VANÚSIA RIBAS, Responsável pela capacitação dos funcionários de cemitérios da cidade de São Paulo.  Foto: Bruno Radicchi/CICV

"O curso prático é importante para discutir os problemas que enfrentamos cotidianamente, mas também para que a nossa equipe retome práticas que vão se perdendo ao longo do tempo e que são essenciais para garantir o máximo de cuidado com as pessoas mortas. E também é uma forma de motivar o nosso pessoal, que se sintam prestigiados de participar de um curso oferecido por uma organização com reconhecimento internacional", explica Vanúsia.

Segundo Andrés Patiño, um dos organizadores do curso e Coordenador Forense Regional do CICV para a Argentina, Brasil, Chile, Paraguai e Uruguai, após essa primeira iniciativa, a organização começará a trabalhar em uma série de recomendações que serão entregues ao Serviço Funerário Municipal de São Paulo, sobre como melhorar as condições de registro; biossegurança; marcação e delimitação de áreas para sepultamento de pessoas com identidade desconhecida; um sistema de informação único para todos os cemitérios; e a padronização das informações para a possível localização e identificação de corpos no futuro, caso seja requerido ou programado.

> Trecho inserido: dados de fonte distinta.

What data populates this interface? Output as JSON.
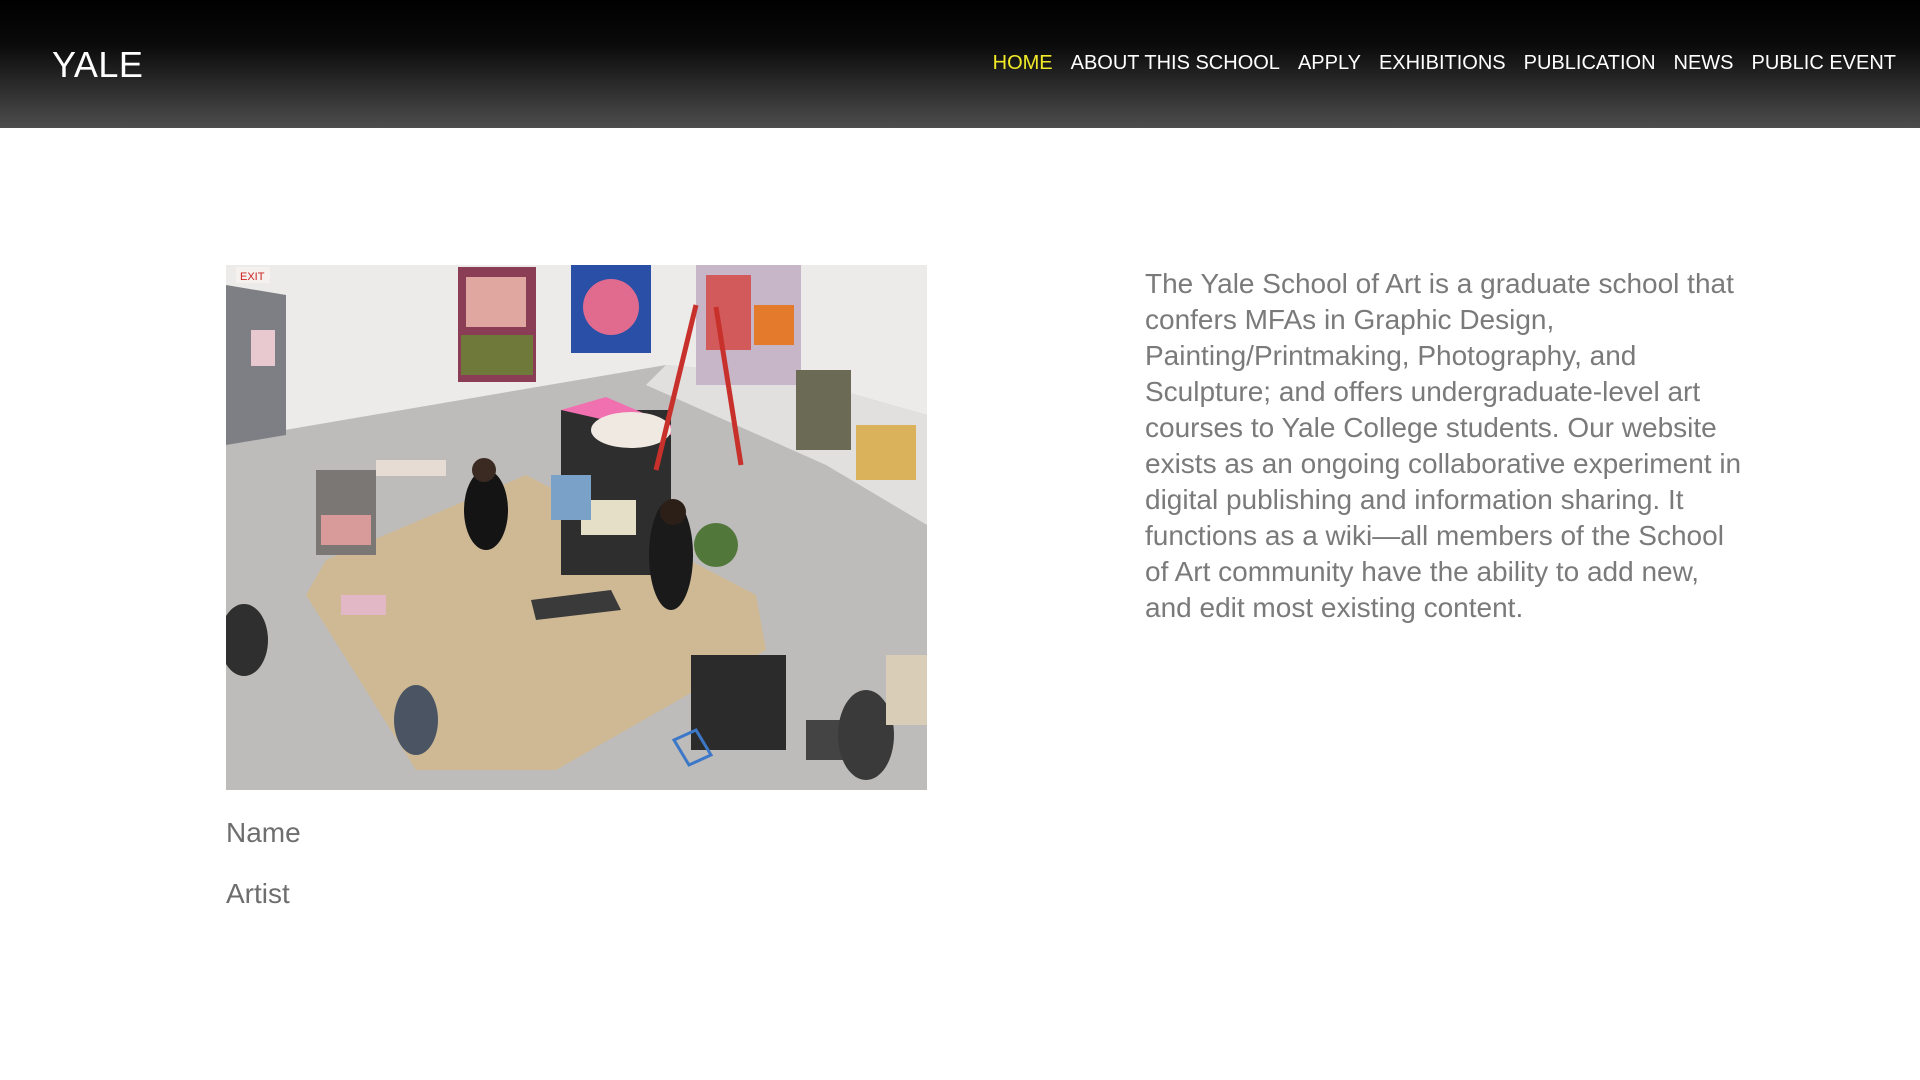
{
  "header": {
    "logo": "YALE",
    "nav": [
      {
        "label": "HOME",
        "active": true
      },
      {
        "label": "ABOUT THIS SCHOOL"
      },
      {
        "label": "APPLY"
      },
      {
        "label": "EXHIBITIONS"
      },
      {
        "label": "PUBLICATION"
      },
      {
        "label": "NEWS"
      },
      {
        "label": "PUBLIC EVENT"
      }
    ],
    "active_color": "#f2ea28"
  },
  "feature": {
    "photo_sign": "EXIT",
    "name_label": "Name",
    "role_label": "Artist"
  },
  "intro": {
    "text": "The Yale School of Art is a graduate school that confers MFAs in Graphic Design, Painting/Printmaking, Photography, and Sculpture; and offers undergraduate-level art courses to Yale College students. Our website exists as an ongoing collaborative experiment in digital publishing and information sharing. It functions as a wiki—all members of the School of Art community have the ability to add new, and edit most existing content."
  }
}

No mundo todo, o CICV oferece assessoria, apoio e treinamento para as autoridades locais e os profissionais forenses na busca, recuperação, exame, identificação e tratamento de um grande número de restos mortais em diferentes estados de conservação. O CICV se concentra em fortalecer de maneira sustentável a capacidade local, já que a assistência externa nem sempre estará disponível para atividades e projetos de curto, médio e longo prazos. Também promove o uso das melhores práticas científicas e proporciona o treinamento se necessário.

Participantes

O primeiro curso sobre Gestão de Pessoas com Identidade Desconhecida nos Cemitérios, realizado em São Paulo, contou com participantes motivados e interessados em melhorar o serviço, e ter um sistema integrado de informações.